FILM producers in India often rue that it’s nearly impossible to make films on political subjects.

Mersal or Padmavati


FILM producers in India often rue that it’s nearly impossible to make films on political subjects. Now, it seems political references too can invite trouble for them. Tamil superstar Vijay starrer Mersal which opened in theatres a day prior to Diwali is being lapped up by the audiences. Hailed as a rollicking potboiler, it has set the cash registers ringing. Yet, all that the state unit of the BJP in Tamil Nadu can hear are some dialogues not favourable to government policies such as the GST and demonetisation. Even if a couple of one-liners in the film are politically loaded, the BJP neither has the moral authority nor legal standing to demand cuts in a film duly certified by the CBFC. 

Not too long ago, the former CBFC chief, Pahlaj Nihalani, was breathing fire and axing anything and everything that didn’t meet his sanskari standards. With his replacement by a sensitive and sensible poet, Prasoon Joshi, filmmakers thought they could breathe easy. But creative freedom remains under siege from different quarters. Political parties are rattled each time they face an inconvenient truth on celluloid. Obscure outfits, such as the Karni Sena in Rajasthan, see red without provocation. After vandalising the sets of director Sanjay Leela Bhansali’s Padmavati, it now threatens to block the film’s release in the state.  

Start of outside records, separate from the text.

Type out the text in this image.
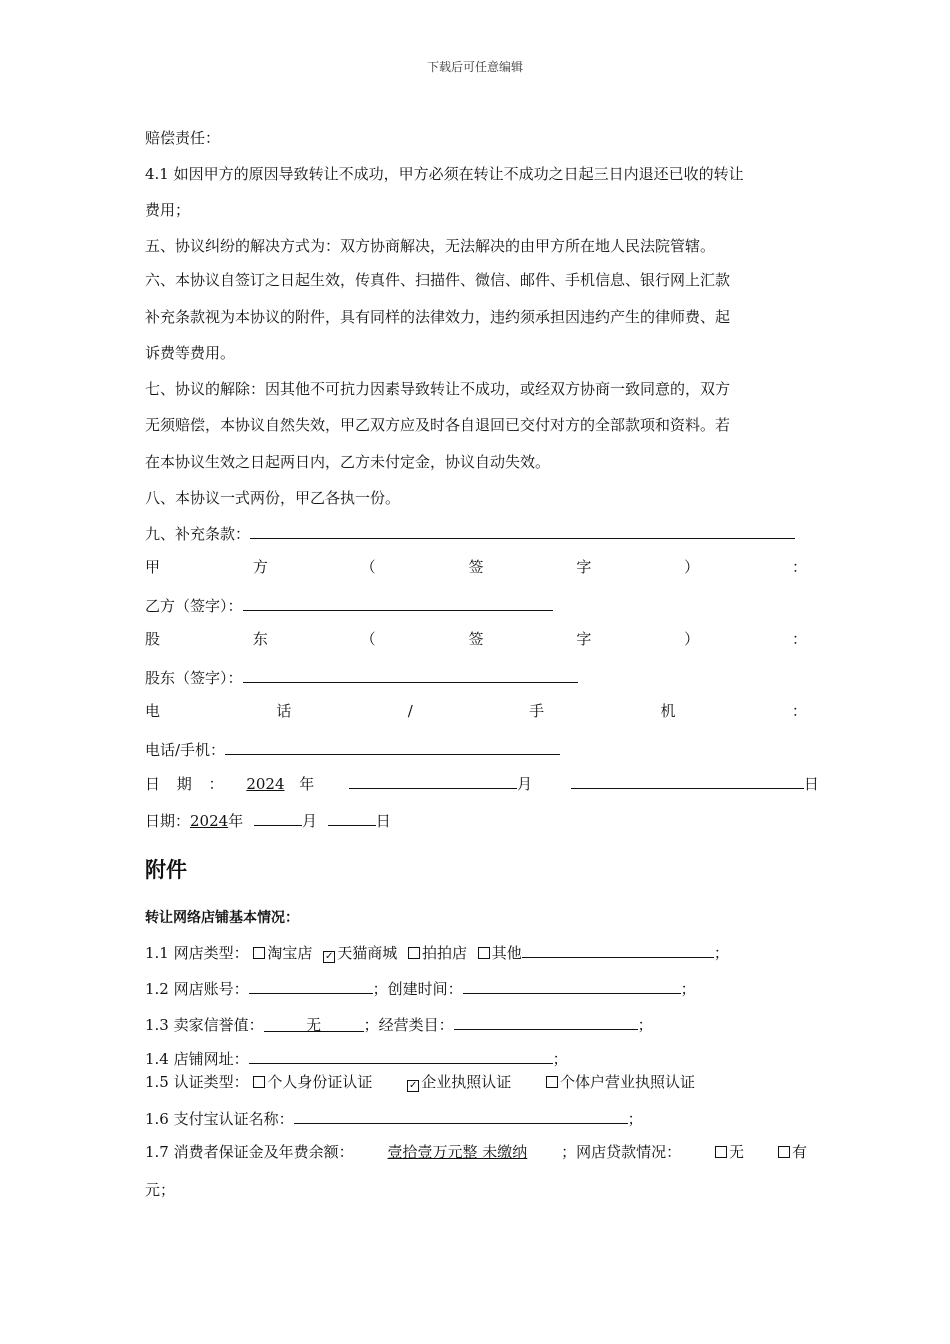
下载后可任意编辑
赔偿责任：
4.1 如因甲方的原因导致转让不成功，甲方必须在转让不成功之日起三日内退还已收的转让
费用；
五、协议纠纷的解决方式为：双方协商解决，无法解决的由甲方所在地人民法院管辖。
六、本协议自签订之日起生效，传真件、扫描件、微信、邮件、手机信息、银行网上汇款
补充条款视为本协议的附件，具有同样的法律效力，违约须承担因违约产生的律师费、起
诉费等费用。
七、协议的解除：因其他不可抗力因素导致转让不成功，或经双方协商一致同意的，双方
无须赔偿，本协议自然失效，甲乙双方应及时各自退回已交付对方的全部款项和资料。若
在本协议生效之日起两日内，乙方未付定金，协议自动失效。
八、本协议一式两份，甲乙各执一份。
九、补充条款：
甲	方	（	签	字	）	：
乙方（签字）：
股	东	（	签	字	）	：
股东（签字）：
电	话	/	手	机	：
电话/手机：
日 期 ： 2024 年	月	日
日期：2024年	月	日
附件
转让网络店铺基本情况：
1.1 网店类型： 淘宝店 ✓ 天猫商城 拍拍店 其他	；
1.2 网店账号：	；创建时间：	；
1.3 卖家信誉值：	无	；经营类目：	；
1.4 店铺网址：	；
1.5 认证类型： 个人身份证认证	✓ 企业执照认证	个体户营业执照认证
1.6 支付宝认证名称：	；
1.7 消费者保证金及年费余额： 壹拾壹万元整 未缴纳 ；网店贷款情况：	无	有
元；
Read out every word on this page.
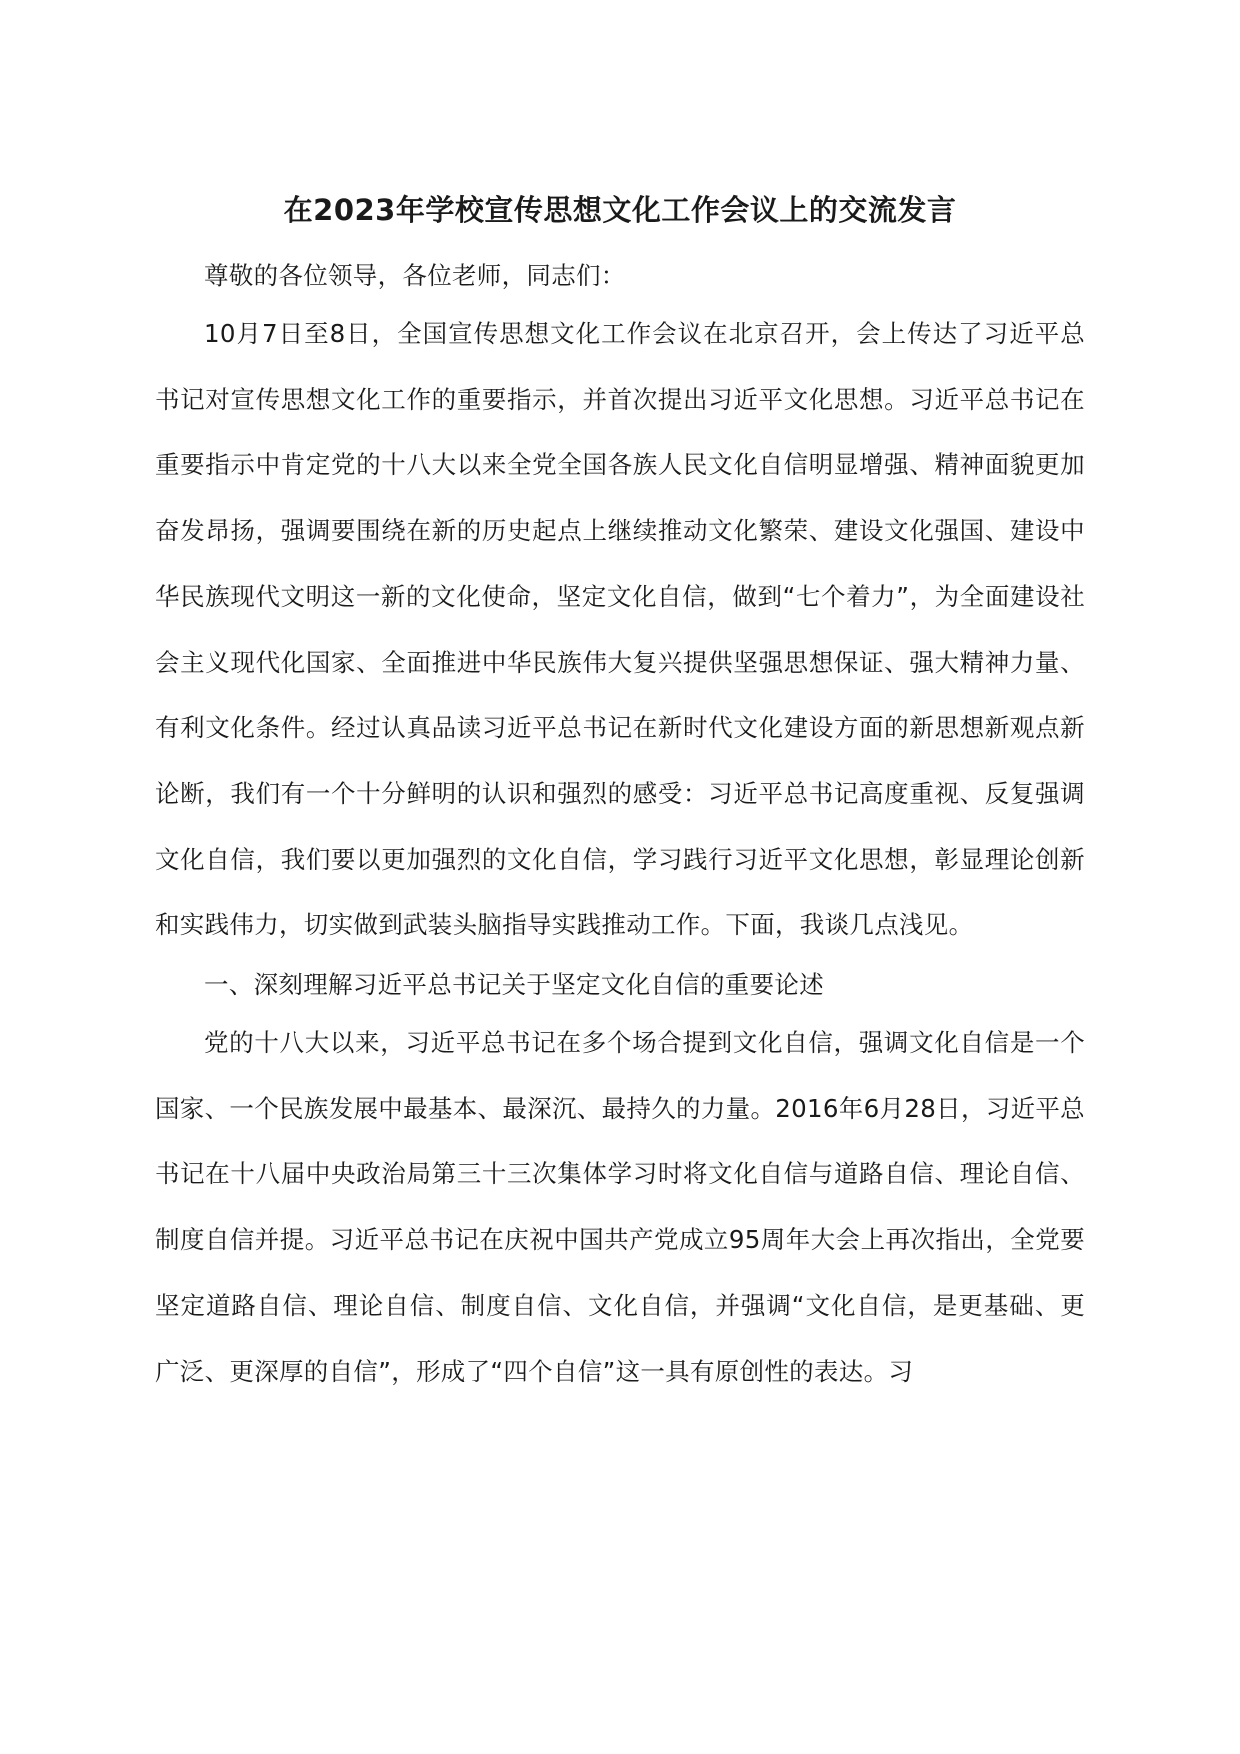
在2023年学校宣传思想文化工作会议上的交流发言

尊敬的各位领导，各位老师，同志们：

10月7日至8日，全国宣传思想文化工作会议在北京召开，会上传达了习近平总书记对宣传思想文化工作的重要指示，并首次提出习近平文化思想。习近平总书记在重要指示中肯定党的十八大以来全党全国各族人民文化自信明显增强、精神面貌更加奋发昂扬，强调要围绕在新的历史起点上继续推动文化繁荣、建设文化强国、建设中华民族现代文明这一新的文化使命，坚定文化自信，做到“七个着力”，为全面建设社会主义现代化国家、全面推进中华民族伟大复兴提供坚强思想保证、强大精神力量、有利文化条件。经过认真品读习近平总书记在新时代文化建设方面的新思想新观点新论断，我们有一个十分鲜明的认识和强烈的感受：习近平总书记高度重视、反复强调文化自信，我们要以更加强烈的文化自信，学习践行习近平文化思想，彰显理论创新和实践伟力，切实做到武装头脑指导实践推动工作。下面，我谈几点浅见。

一、深刻理解习近平总书记关于坚定文化自信的重要论述

党的十八大以来，习近平总书记在多个场合提到文化自信，强调文化自信是一个国家、一个民族发展中最基本、最深沉、最持久的力量。2016年6月28日，习近平总书记在十八届中央政治局第三十三次集体学习时将文化自信与道路自信、理论自信、制度自信并提。习近平总书记在庆祝中国共产党成立95周年大会上再次指出，全党要坚定道路自信、理论自信、制度自信、文化自信，并强调“文化自信，是更基础、更广泛、更深厚的自信”，形成了“四个自信”这一具有原创性的表达。习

Cinema’s detractors forget that it is often a commentary on society and history. Though Mersal is essentially an entertainer, every director reserves the right to make a political comment too. If politicians are every day taking potshots at one another, there is no credible reason to make unreasonable demands on the film fraternity. In a curious case of overreach, the BJP has proclaimed that a few scenes in Mersal are not just anti-Centre, but also against the country. Will it apply the same standards when a biopic on Dr Manmohan Singh is released? More pertinently, it must revisit its stand on Madhur Bhandarkar’s Indu Sarkar which ran into trouble for delving into the period of Emergency. By no stretch of imagination is cinema the mouthpiece of governmental authorities. That happens only in authoritarian regimes.